Look to the people who actually use these systems. Once it is up and running they will all be government employees. The real work, the thing the system is designed to do, starts after the IT infrastructure is up and running. The vast majority of people reading and handling classified informatiom are government employees ... most of them in uniform.

FYI, this system is apparently mean to protect "NATO Secret" material. That isnt a very high classification. I'd call it entry level, the sort of thing that nearly everyone in uniform is cleared to see.

[joe_the_user]

I'd just note there are problems besides information leakage when your secret information system is hacked - the system being used to attack more secret systems, information about the users being gotten, information possibly being changed, denial-of-service.

[nicholasbraker]

NATO Secret is one of the highest and you definitely need to have had extensive background checks and clearances to have access to this data.
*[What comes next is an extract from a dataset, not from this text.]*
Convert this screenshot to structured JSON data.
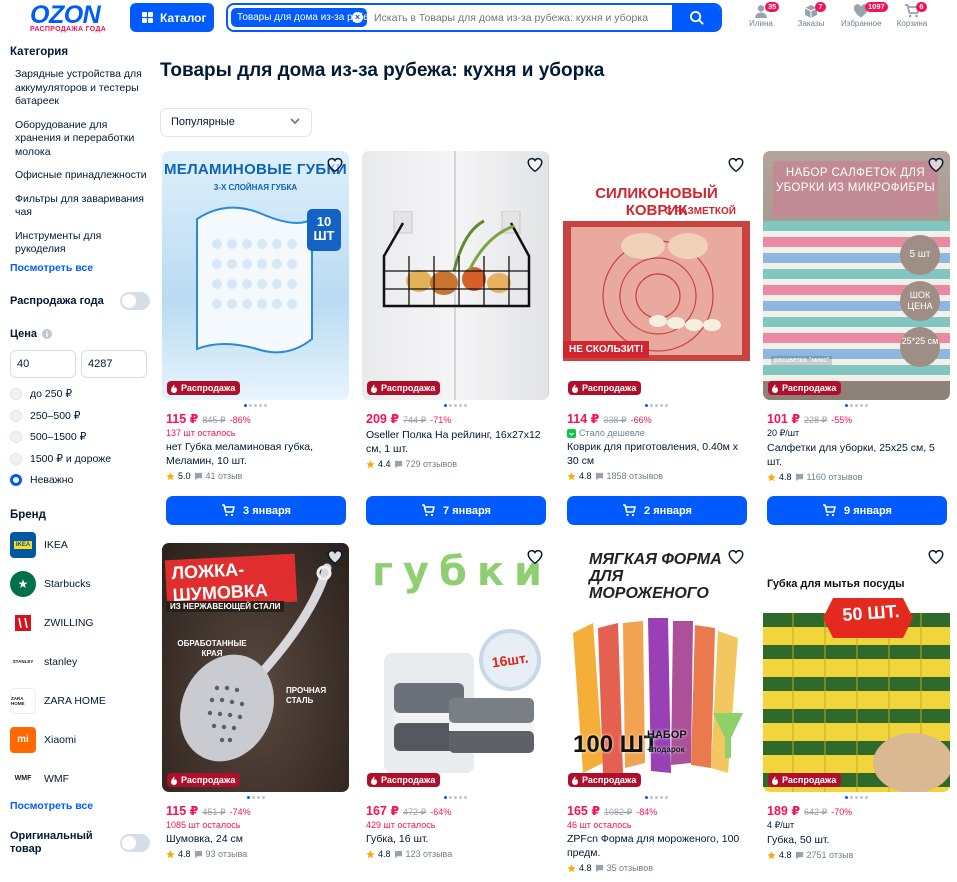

From my experience this is not the type of data your typical employee (uniformed or civilian) would be in contact with.

[pbronez]

Per NATO's security guidance [0], NATO SECRET is the second-highest of ~5 classification categories It " is applied to information the unauthorized disclosure of which would cause serious damage to NATO."

In decreasing order of sensitivity, the categories are:

COSMIC TOP SECRET

NATO SECRET (NS)

NATO CONFIDENTIAL (NC)

NATO RESTRICTED (NR)

NATO UNCLASSIFIED (NU)

[0] https://www.act.nato.int/images/stories/structure/reserve/hq...

[sandworm101]

Those NATO levels are all just the start. Every NATO member runs many of their own layers. Over and above NATO come levels that are country-specific. In the US that means things like "five eyes" or US-only, which are technically secret (ie not TS) but are still above NATO. Remember that anything NATO is going to be seen by a large number of countries, including Turkey and Greece.

[hereforphone]

The vast majority of people reading and handling classified information are government employees? That's not the case. I was cleared at TS/SCI + polygraph and many many contractors work in that environment.

[sandworm101]

In the office where you worked. In the office where I work there are zero. Classification levels don't really matter. It is about the nature of the information. Some is simply never shared with non-employees. Some isn't shared with people not wearing uniforms. Well, excepting one or two non-uniforms but they are still government employees.

[hereforphone]

I was military first then worked for defense contractors for a decade or so. In the areas I worked (several countries including war zones), at the levels I worked (secret, TS/SCI), in the agencies I worked with (DoD, special operations groups, intelligence organizations), I did not experience what you're claiming.

[sandworm101]

If you were American and in war zones then you were probably handling operational intelligence rather than strategic.